Gulf News is on the grounds in Jeddah and here's how women are shaping this year's fest

Jeddah, Saudi Arabia: Day three of the Red Sea International Film Festival 2025 made it clear: the women weren’t just showing up — they were shaping the festival.
Gulf News' Manjusha Radhakrishnan is on the grounds in Jeddah and she swears that there's been a seismic shift in how women are shaping conversations around films and idenintity this year!
So forget the red carpets and stage-managed smiles. This year, women were running panels, leading masterclasses, and steering conversations that defined the event.

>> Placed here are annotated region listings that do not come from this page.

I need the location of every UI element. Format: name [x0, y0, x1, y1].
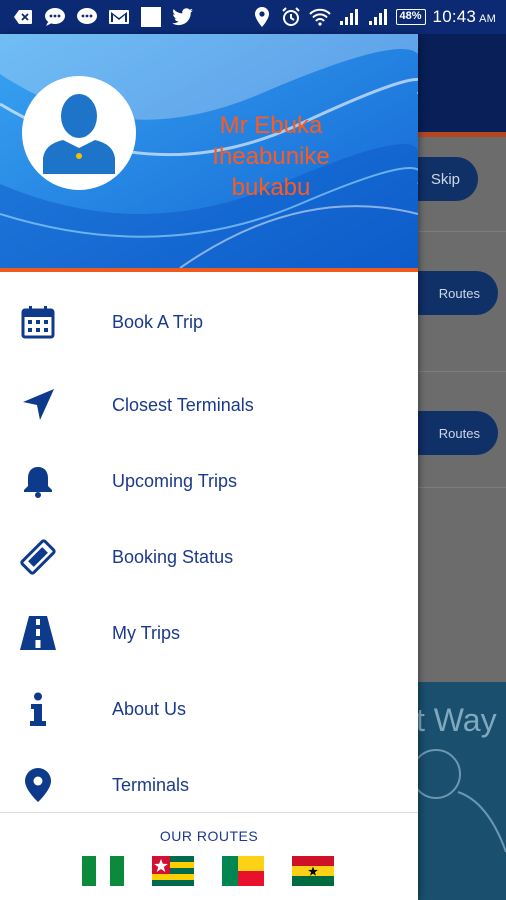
user-name: Mr Ebuka Iheabunike bukabu [186, 110, 356, 203]
alarm-icon [280, 7, 302, 27]
menu-item-terminals[interactable]: Terminals [0, 753, 418, 817]
background-footer: t Way [418, 682, 506, 900]
message-bubble-icon [44, 7, 66, 27]
gmail-icon [108, 7, 130, 27]
clock: 10:43 AM [432, 7, 496, 26]
menu-item-label: Terminals [112, 774, 190, 795]
menu-item-label: My Trips [112, 622, 181, 643]
chat-bubble-icon [76, 7, 98, 27]
navigation-drawer: Mr Ebuka Iheabunike bukabu Book A Trip C… [0, 34, 418, 900]
menu-item-closest-terminals[interactable]: Closest Terminals [0, 373, 418, 437]
wifi-icon [308, 7, 331, 27]
background-divider [418, 231, 506, 232]
map-pin-icon [20, 767, 56, 803]
ghana-flag-icon[interactable] [292, 856, 334, 886]
routes-divider [0, 812, 418, 813]
status-bar: 48% 10:43 AM [0, 0, 506, 34]
background-divider [418, 487, 506, 488]
routes-title: OUR ROUTES [159, 828, 259, 844]
menu-item-my-trips[interactable]: My Trips [0, 601, 418, 665]
menu-item-label: Upcoming Trips [112, 470, 238, 491]
user-name-line: Mr Ebuka [219, 112, 323, 139]
navigation-arrow-icon [20, 387, 56, 423]
user-name-line: Iheabunike [212, 143, 330, 170]
bell-icon [20, 463, 56, 499]
menu-item-label: Booking Status [112, 546, 234, 567]
togo-flag-icon[interactable] [152, 856, 194, 886]
signal-icon [338, 7, 360, 27]
background-divider [418, 371, 506, 372]
user-silhouette-icon [43, 94, 115, 174]
menu-item-label: Closest Terminals [112, 394, 254, 415]
location-icon [251, 7, 273, 27]
header-accent-line [0, 268, 418, 272]
background-header [418, 34, 506, 132]
background-content: Skip Routes Routes [398, 137, 506, 682]
backspace-notification-icon [12, 7, 34, 27]
calendar-icon [20, 304, 56, 340]
info-icon [20, 691, 56, 727]
benin-flag-icon[interactable] [222, 856, 264, 886]
menu-item-label: Book A Trip [112, 311, 204, 332]
ticket-icon [20, 539, 56, 575]
route-flags [0, 856, 418, 890]
user-avatar[interactable] [22, 76, 136, 190]
twitter-icon [172, 7, 194, 27]
drawer-header: Mr Ebuka Iheabunike bukabu [0, 34, 418, 268]
menu-item-about-us[interactable]: About Us [0, 677, 418, 741]
background-app: Skip Routes Routes t Way [398, 34, 506, 900]
menu-item-upcoming-trips[interactable]: Upcoming Trips [0, 449, 418, 513]
nigeria-flag-icon[interactable] [82, 856, 124, 886]
battery-indicator: 48% [395, 9, 426, 25]
signal-2-icon [367, 7, 389, 27]
menu-item-label: About Us [112, 698, 187, 719]
background-footer-graphic [418, 749, 506, 853]
menu-item-book-a-trip[interactable]: Book A Trip [0, 290, 418, 354]
blank-notification-icon [140, 7, 162, 27]
road-icon [20, 615, 56, 651]
menu-item-booking-status[interactable]: Booking Status [0, 525, 418, 589]
user-name-line: bukabu [231, 174, 311, 201]
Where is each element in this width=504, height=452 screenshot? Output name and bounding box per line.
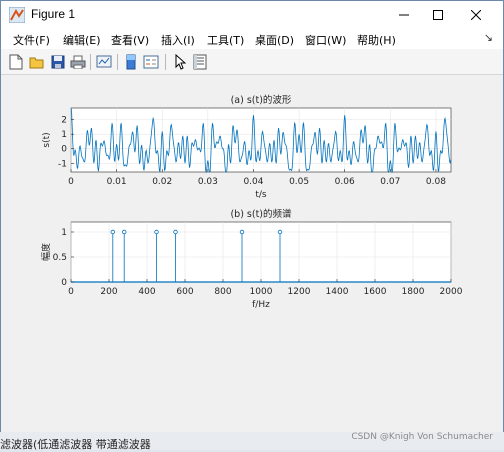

Aishwarya Rai Bachchan opened the day with poise and precision. Greeting fans, she smiled, waved, and said, “All you beautiful people, Salam Alaikum, Namaste.” Behind the glammed-up exterior, she shared candid reflections on her career — balancing motherhood and professional ambition, navigating public perception, and carrying the weight of representation. On insecurities, she was blunt: “Insecurities have never been a driving force.” On her Miss World days, she noted, “I looked upon it as an opportunity to represent Indian women internationally… Some questions still seem so archaic… I wanted to give a voice.” Social media, she admitted, was never her validation tool. Authenticity mattered more.
Ana de Armas brought a different kind of energy to the festival. She wasn’t here for optics. In a masterclass with a room of film-loving students and emerging creatives, she spoke candidly about her journey — from Havana to Madrid to Los Angeles — and the practical realities of building a career in film. Her humor was dry, her observations precise. She shared the early setbacks, the language barriers, and the moments when she had to start from scratch in a city where no one knew her.
“Saudi reminded me of Cuba,” she said even before the master-class took off. “The energy here… it’s familiar and I feel it's home!”
For the audience, the impact wasn’t in her celebrity but in her craft: how she approached a scene, how she prepared, how she observed and experimented. Watching her, students and cinephiles weren’t seeing an international star — they were seeing someone who had earned her space, someone whose success came from discipline, curiosity, and persistence rather than optics.
Queen Latifah added another layer of perspective, emphasizing representation, advocacy, and the importance of female-led projects. She discussed mentorship and how to lift other voices in the industry, underscoring a theme that resonated throughout the festival: women supporting women.
Dakota Johnson brought a grounded, pragmatic energy to the conversation. In panels and casual discussions, she was refreshingly candid about the often-unseen challenges of producing.
“Acting is one bubble,” she said, “producing lets you see behind the curtain… and it’s brutal.
Realising financiers are sometimes shady is heartbreaking, but it’s also essential work if you want to tell the stories you care about.” She spoke about juggling acting, producing, and building her own projects — the balancing act between creative control and the realities of the industry. Her presence made it clear that influence isn’t just about being on screen; it’s about taking risks, claiming power behind the camera, and helping shape the stories women tell.
Across panels, masterclasses, and hallway conversations, the pattern was unmistakable: these women weren’t just attending the festival — they were moving it. Aishwarya’s reflections on Cannes and motherhood, Ana’s practical lessons on craft, Latifah’s advocacy, and Dakota’s behind-the-scenes candor all converged into one point: Red Sea 2025 was a space actively shaped by women’s influence, intelligence, and vision.
Ana’s presence, in particular, highlighted how the festival serves not just as a platform for premieres, but as a laboratory for talent, mentorship, and dialogue. She laughed with colleagues and answered questions with measured candor. Dakota’s commentary complemented that, reminding the audience that leadership and creative agency often happen behind the camera — in producing, decision-making, and navigating the industry’s less glamorous realities.
Polished as the festival may appear, the real energy came from women doing the heavy lifting — shaping panels, leading discussions, advocating for representation, and turning behind-the-scenes insight into learning opportunities.
Across the festival, the message was clear: influence doesn’t come from appearances. It comes from presence, preparation, and the willingness to claim space in rooms that historically excluded women.
By the end of the day, the takeaway was unmistakable.
Red Sea 2025 isn’t just another international festival. It’s a festival in which women aren’t merely walking the red carpet — they are steering the conversation, shaping the culture, and redefining what it means to be a woman in cinema today.